The market is up 44. The SFE Futures were down 4 this morning.

The Dow Jones closed down 77 overnight, after its biggest three-day rally since 2009. German and French leaders met to discuss the European debt crisis and proposed greater economic integration and a bi-annual meeting of the 17 EU nations and the appointment of a President. The lack of meaningful outcomes left the markets cold and the US dropped 1% during the Sarkozy and Merkel press conference. Fitch reaffirmed the US’s AAA rating with a “stable” outlook on US government debt. US industrial production was higher than expected in July. German GDP came in at just 0.1% in the last Q against forecasts of +0.5%. The oil price was down $1.23 to $86.65 and gold rose $27 to $1785. The A$ is buying 104.42c down from 104.85c.

In the news today…

  • Woodside Petroleum (WPL) first half underlying profit was up 3.6% to $842m, some 11% higher than consensus analysts’ forecasts. WPL will pay a 55c interim dividend. WPL down 8c to 3724c.
  • Westfield Group (WDC) has posted a 32% fall in half year profit. The group confirmed earlier full year guidance. Revenue was down 24.5% and EBITDA (incl property revaluations) was down 26.8%. Declared an interim dividend of 24.2c.  WDC down 2.2%.
  • Westfield Retail Trust (WRT) reported profit of $274.9m – below estimates around of $285m. They reiterated their CY11 earnings guidance and distribution guidance. WRT up 0.8%.
  • The Reject Shop (TRS) full year profit fell 30.8% to $16.17m from $23.4m a year earlier. The result was inline with earlier guidance but slightly below consensus estimates. They blame natural disasters and a weak retail environment. TRS down 10c to 1001c.
  • CSL Ltd (CSL) — Full year profit in line with expectations, down 10.7% to $940.6m from $1.05bn. They say the rising Australian dollar was to blame, with profit up 14% on a constant currency basis. FY12 guidance of 10% underlying growth. CSL down 2.5%.
  • Boral (BLD) reported a full year profit of $167.7m after a $90.5m loss the previous year. Boral also announced that it had bought out joint venture partner Lafarge for €380m to take full ownership of the Asian operations. BLD will pay a final dividend of 7c per share. They said “the residential new build market in Australia weakened considerably in the second half of FY2011”. BLD down 5.9%.
  • Brambles (BXB) said they will sell their information management division, Recall, estimated to be worth up to US$2bn, to focus on pallet pooling solutions. The company reported full year profit was up 6% to $US$524m which was better than expected. BXB up 2.4% to 680c.
  • ARB Corp. (ARP) FY profit better than expected – up 16% to $37.9m. This was 6% higher than expectations. The company said “The current economic environment remains challenging, however, the outlook for the Company is positive and the Board is cautiously optimistic about the future”. ARP up 6%.

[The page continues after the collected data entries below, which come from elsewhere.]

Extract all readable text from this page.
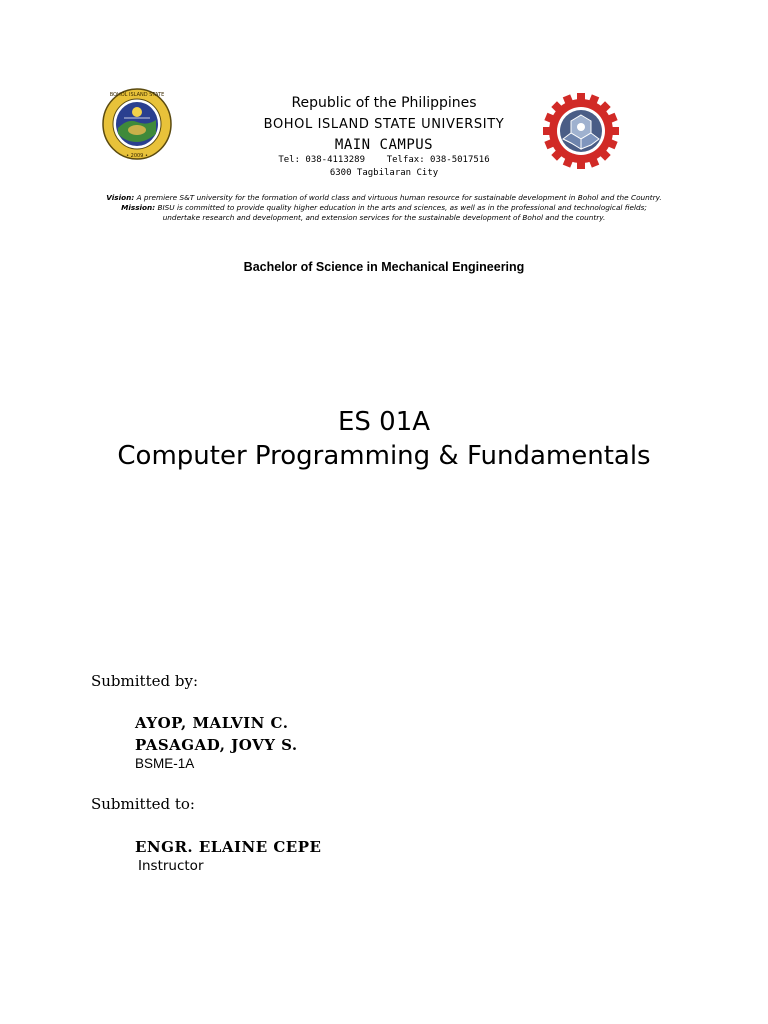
BOHOL ISLAND STATE
• 2009 •
Republic of the Philippines
BOHOL ISLAND STATE UNIVERSITY
MAIN CAMPUS
Tel: 038-4113289    Telfax: 038-5017516
6300 Tagbilaran City
Vision: A premiere S&T university for the formation of world class and virtuous human resource for sustainable development in Bohol and the Country.
Mission: BISU is committed to provide quality higher education in the arts and sciences, as well as in the professional and technological fields;
undertake research and development, and extension services for the sustainable development of Bohol and the country.
Bachelor of Science in Mechanical Engineering
ES 01A
Computer Programming & Fundamentals
Submitted by:
AYOP, MALVIN C.
PASAGAD, JOVY S.
BSME-1A
Submitted to:
ENGR. ELAINE CEPE
Instructor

I have had a lot of questions askinghow do I buy physical gold?” Clearly people are nervous. The Channel Nine news yesterday had a segment on Melbourne housewives buying gold in gold parties (like Tupperware parties).

Gold is not really an “investment” that you can assess and value. It is a commodity price play and you do that on a rather ethereal rather than scientific analysis. It depends on future demand in a now very speculative market.

At the moment the six-fold increase in the gold price in ten years and in particular the rise in the last three years is clearly being fuelled by concerns that we are on the precipice of a global financial collapse. The chances of that still exist in my view and gold retains interest until that changes.

  • One way to get exposure to gold is to buy gold equities. It’s definitely not physical gold … but they are tradeable and well understood and (in the long term) do track the gold price.
  • ETFs backed by physical gold are the most common and accessible ways to buy Gold. (Subscribe or sign up for a free trial to read a Marcus Today article on “Exchange Traded Funds”).
  • See “GOLD” (that’s its ASX code) for an A$ exposure to gold.
  • There is a Betashares US$ Gold price ETF as well now – QAU.AXW. It’s a Currency Hedged Gold Bullion ETF tracking the US$ Gold Bullion price (Physically backed by Gold in the JP Morgan Chase London Vault).

But before you buy an ETF, know that even an ETF backed by physical gold (and many aren’t) can have significant issues … it is not the same as owning physical gold. If the parent organisation runs into trouble, has a credit rating downgrade, it will affect prices. Any doubt about the integrity of their promise that their ETF represents physical gold could be disastrous. Yes the doubt only appears in extreme circumstances, but that’s why you buy gold, and by then it’s too late, just ask AIG ETF holders in the GFC … trading was suspended and prices fell 50% in a day on an AIG credit rating downgrade.

So ETFs will serve their purpose in a stable market but in extreme markets (the conditions that drive people to buy gold in the first place) you may find unforeseen issues with the structure that see ETFs depart from physical gold ownership … whatever the promises. Basically … despite the marketing, Gold ETFs are vastly different to holding real gold.